К долинам, покоем объятым - Михаил Горбунов
Шрифт:
Интервал:
Закладка:
Сейчас Ирина Михайловна начала с классики, с Колобка, который ушел от дедушки и от бабушки, и тем, может, вдохновила саму Манечку: ближе к концу сказки та стала ерзать на стуле и сучить ногами, как бы устроив бег на месте перед тем, как ринуться из-за стола.
В это время начала оживляться и улица, уже доносились голоса ребят, с которыми Манечка успела вчера познакомиться, уже дикий крик «Шерри! Шерри!», дробные шлепки детских сандалий неслись по улице вниз, туда, где кончалась дачная зона и начинался поселок, со своими поселковыми собаками, любопытно скалящими теперь зубы при виде катящегося из тени деревьев ребячьего клубка с ушастой Шерри впереди. Уже Говоров в своем кабинете изнемогал от магнитофона, запущенного на даче, где жила Шерри, исторгавшего зычный женский голос, нелепо переиначивающий поэта: «…печаль моя с т а р а…»
Уши Манечки стали поворачиваться, как чаши локатора, улавливая каждый бередящий ей душу звук, глаза же поверх цветов устремились к какой-то точке штакетника, видного сквозь паутинно-сухие ветви сгоревших елок. Приглядевшись, Ирина Михайловна различила в рыжеватой тени стоящих с той и другой стороны штакетника лиственниц бесшумно и мягко, как пума, прохаживающуюся по «своей» территории Беллу, тихое голубоглазое существо переходного возраста, одетое в небесного цвета брючки и белую майку. Ангельское личико Беллы засветилось над штакетником как бы случайно, непричастно к Манечке, и все же Белла явно «выуживала» ее из окошка. Продолжать завтрак было выше Манечкиных сил, и это поняла Ирина Михайловна, но соображения педагогики требовали от нее как-то освятить первый день «новой жизни» Манечки.

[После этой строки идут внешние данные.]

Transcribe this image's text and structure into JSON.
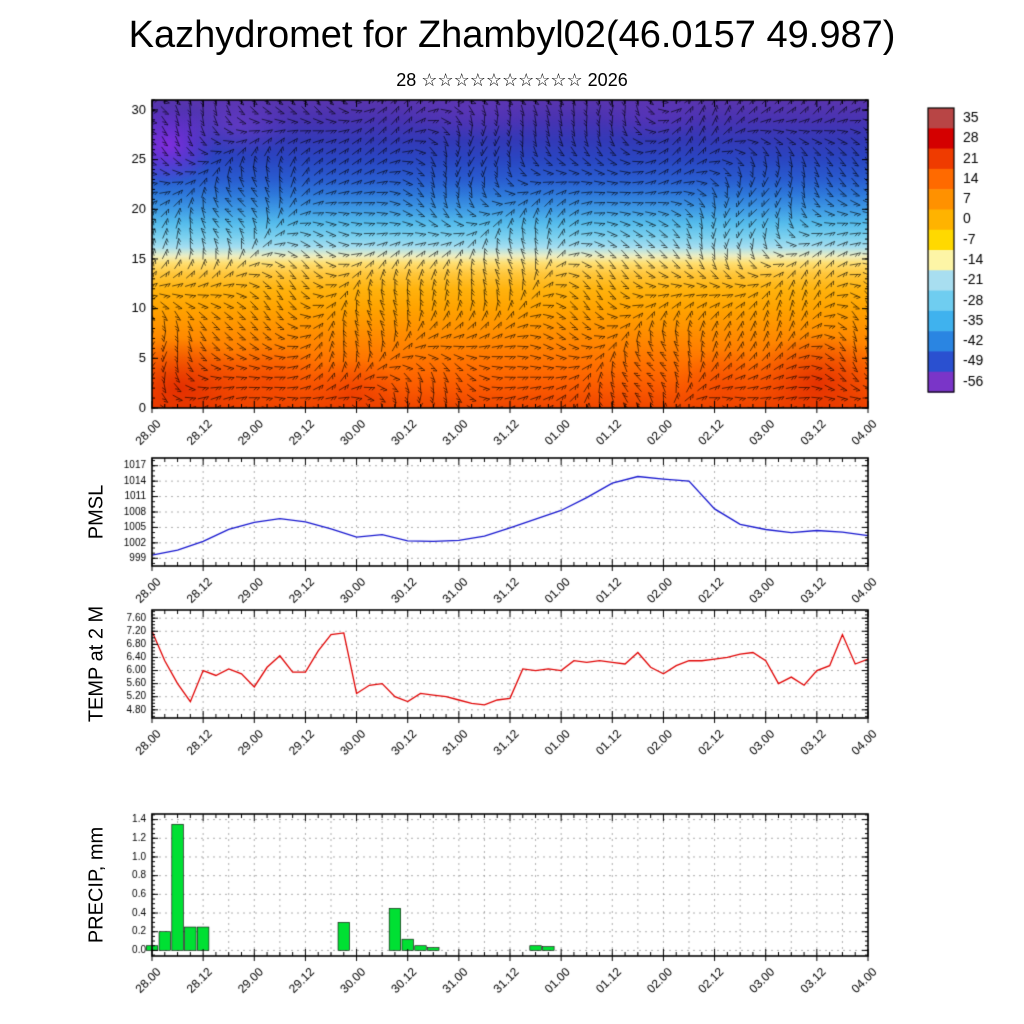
{
  "title": "Kazhydromet for Zhambyl02(46.0157 49.987)",
  "subtitle": {
    "text": "28 ☆☆☆☆☆☆☆☆☆☆ 2026"
  },
  "time_axis": {
    "major_labels": [
      "28.00",
      "28.12",
      "29.00",
      "29.12",
      "30.00",
      "30.12",
      "31.00",
      "31.12",
      "01.00",
      "01.12",
      "02.00",
      "02.12",
      "03.00",
      "03.12",
      "04.00"
    ],
    "hours_total": 168,
    "major_step_hours": 12,
    "minor_step_hours": 3
  },
  "colorbar": {
    "labels": [
      "35",
      "28",
      "21",
      "14",
      "7",
      "0",
      "-7",
      "-14",
      "-21",
      "-28",
      "-35",
      "-42",
      "-49",
      "-56"
    ],
    "colors": [
      "#b84545",
      "#d40000",
      "#ef3b00",
      "#ff6a00",
      "#ff9100",
      "#ffb300",
      "#ffd900",
      "#fdf5a6",
      "#a8def0",
      "#6fcdf0",
      "#3fb2ee",
      "#2a85e2",
      "#2a50d0",
      "#7a35c8"
    ]
  },
  "chart_data": [
    {
      "type": "heatmap",
      "name": "wind-temperature-time-height-cross-section",
      "ylabel": "",
      "overlay": "wind barbs",
      "ylim": [
        0,
        30
      ],
      "yticks": [
        0,
        5,
        10,
        15,
        20,
        25,
        30
      ],
      "ytick_labels": [
        "0",
        "5",
        "10",
        "15",
        "20",
        "25",
        "30"
      ],
      "gradient_stops": [
        [
          0,
          "#ef4600"
        ],
        [
          2,
          "#fb5a00"
        ],
        [
          4,
          "#ff6d00"
        ],
        [
          6,
          "#ff8000"
        ],
        [
          8,
          "#ff9200"
        ],
        [
          10,
          "#ffa300"
        ],
        [
          12,
          "#ffb30e"
        ],
        [
          13.5,
          "#ffc63a"
        ],
        [
          14.6,
          "#ffdf72"
        ],
        [
          15.3,
          "#edeec2"
        ],
        [
          16.2,
          "#a5def0"
        ],
        [
          17.2,
          "#7cd1ef"
        ],
        [
          18.6,
          "#55bcec"
        ],
        [
          20,
          "#3e9ae5"
        ],
        [
          21.5,
          "#2e79db"
        ],
        [
          23,
          "#295cd0"
        ],
        [
          25,
          "#2a46c2"
        ],
        [
          27,
          "#3439b7"
        ],
        [
          29,
          "#4833b2"
        ],
        [
          31,
          "#5a35ae"
        ]
      ],
      "hot_spots": [
        {
          "fx": 0.04,
          "h": 2.0,
          "rx": 0.11,
          "rh": 5.0,
          "color": "#e02800",
          "alpha": 0.85
        },
        {
          "fx": 0.16,
          "h": 2.5,
          "rx": 0.09,
          "rh": 4.0,
          "color": "#ee3c00",
          "alpha": 0.6
        },
        {
          "fx": 0.28,
          "h": 1.5,
          "rx": 0.07,
          "rh": 3.5,
          "color": "#e83000",
          "alpha": 0.55
        },
        {
          "fx": 0.93,
          "h": 2.5,
          "rx": 0.1,
          "rh": 5.0,
          "color": "#e02800",
          "alpha": 0.8
        },
        {
          "fx": 0.8,
          "h": 2.0,
          "rx": 0.07,
          "rh": 4.0,
          "color": "#ee3c00",
          "alpha": 0.5
        },
        {
          "fx": 0.02,
          "h": 26.5,
          "rx": 0.07,
          "rh": 4.0,
          "color": "#8a2be2",
          "alpha": 0.9
        },
        {
          "fx": 0.12,
          "h": 28.5,
          "rx": 0.08,
          "rh": 3.0,
          "color": "#7a3fd0",
          "alpha": 0.5
        },
        {
          "fx": 0.45,
          "h": 30.0,
          "rx": 0.1,
          "rh": 3.0,
          "color": "#6638c0",
          "alpha": 0.4
        },
        {
          "fx": 0.7,
          "h": 29.5,
          "rx": 0.08,
          "rh": 2.5,
          "color": "#6a36c4",
          "alpha": 0.35
        }
      ]
    },
    {
      "type": "line",
      "name": "pmsl",
      "ylabel": "PMSL",
      "color": "#1515cf",
      "ylim": [
        999,
        1017
      ],
      "yticks": [
        999,
        1002,
        1005,
        1008,
        1011,
        1014,
        1017
      ],
      "ytick_labels": [
        "999",
        "1002",
        "1005",
        "1008",
        "1011",
        "1014",
        "1017"
      ],
      "x_step_hours": 6,
      "values": [
        999.6,
        1000.6,
        1002.3,
        1004.6,
        1006.0,
        1006.7,
        1006.1,
        1004.7,
        1003.1,
        1003.6,
        1002.4,
        1002.3,
        1002.5,
        1003.3,
        1004.9,
        1006.6,
        1008.3,
        1010.8,
        1013.6,
        1014.9,
        1014.4,
        1014.0,
        1008.6,
        1005.6,
        1004.6,
        1004.0,
        1004.4,
        1004.1,
        1003.4
      ]
    },
    {
      "type": "line",
      "name": "temp-2m",
      "ylabel": "TEMP at 2 M",
      "color": "#e00000",
      "ylim": [
        4.8,
        7.6
      ],
      "yticks": [
        4.8,
        5.2,
        5.6,
        6.0,
        6.4,
        6.8,
        7.2,
        7.6
      ],
      "ytick_labels": [
        "4.80",
        "5.20",
        "5.60",
        "6.00",
        "6.40",
        "6.80",
        "7.20",
        "7.60"
      ],
      "x_step_hours": 3,
      "values": [
        7.2,
        6.3,
        5.6,
        5.05,
        6.0,
        5.85,
        6.05,
        5.9,
        5.5,
        6.1,
        6.45,
        5.95,
        5.95,
        6.6,
        7.1,
        7.15,
        5.3,
        5.55,
        5.6,
        5.2,
        5.05,
        5.3,
        5.25,
        5.2,
        5.1,
        5.0,
        4.95,
        5.1,
        5.15,
        6.05,
        6.0,
        6.05,
        6.0,
        6.3,
        6.25,
        6.3,
        6.25,
        6.2,
        6.55,
        6.1,
        5.9,
        6.15,
        6.3,
        6.3,
        6.35,
        6.4,
        6.5,
        6.55,
        6.3,
        5.6,
        5.8,
        5.55,
        6.0,
        6.15,
        7.1,
        6.2,
        6.35
      ]
    },
    {
      "type": "bar",
      "name": "precip",
      "ylabel": "PRECIP, mm",
      "color": "#00e033",
      "ylim": [
        0,
        1.4
      ],
      "yticks": [
        0.0,
        0.2,
        0.4,
        0.6,
        0.8,
        1.0,
        1.2,
        1.4
      ],
      "ytick_labels": [
        "0.0",
        "0.2",
        "0.4",
        "0.6",
        "0.8",
        "1.0",
        "1.2",
        "1.4"
      ],
      "x_step_hours": 3,
      "values": [
        0.05,
        0.2,
        1.35,
        0.25,
        0.25,
        0,
        0,
        0,
        0,
        0,
        0,
        0,
        0,
        0,
        0,
        0.3,
        0,
        0,
        0,
        0.45,
        0.12,
        0.05,
        0.03,
        0,
        0,
        0,
        0,
        0,
        0,
        0,
        0.05,
        0.04,
        0,
        0,
        0,
        0,
        0,
        0,
        0,
        0,
        0,
        0,
        0,
        0,
        0,
        0,
        0,
        0,
        0,
        0,
        0,
        0,
        0,
        0,
        0,
        0,
        0
      ]
    }
  ]
}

— Манечка. — Ирина Михайловна поставила ее перед собой. С болью в глазах сжала худенькие плечики и повторила с еще большим проникновением: — Манечка. Ты сейчас пойдешь гулять на улицу. У тебя будут новые друзья. Ты должна поставить себя так, чтобы все взрослые сказали нам с дедушкой: какую хорошую девочку мы привезли. Ты понимаешь меня?
— Ага, — кивала Манечка, нетерпеливо перебирая ногами и пряча за щекой непроглоченную кашу.
— Надо оберегать себя от всего, что дало бы повод плохо о тебе подумать. И вообще надо разбираться в знакомствах. Все девочки здесь старше тебя, у них другие интересы. А вот у наших соседей есть мальчик, Саша, он твой ровесник, очень скромный мальчик…
— Ага, я его уже знаю.
— Ну и что?
— Да, он скромный. У него есть интересные фигурки. Солдаты на конях. И с винтовками. Но он толстый.
— Потому что он хорошо ест.
— Да? — буркнула Манечка, переместив непроглоченную кашу за другую щеку. — Ну я пошла.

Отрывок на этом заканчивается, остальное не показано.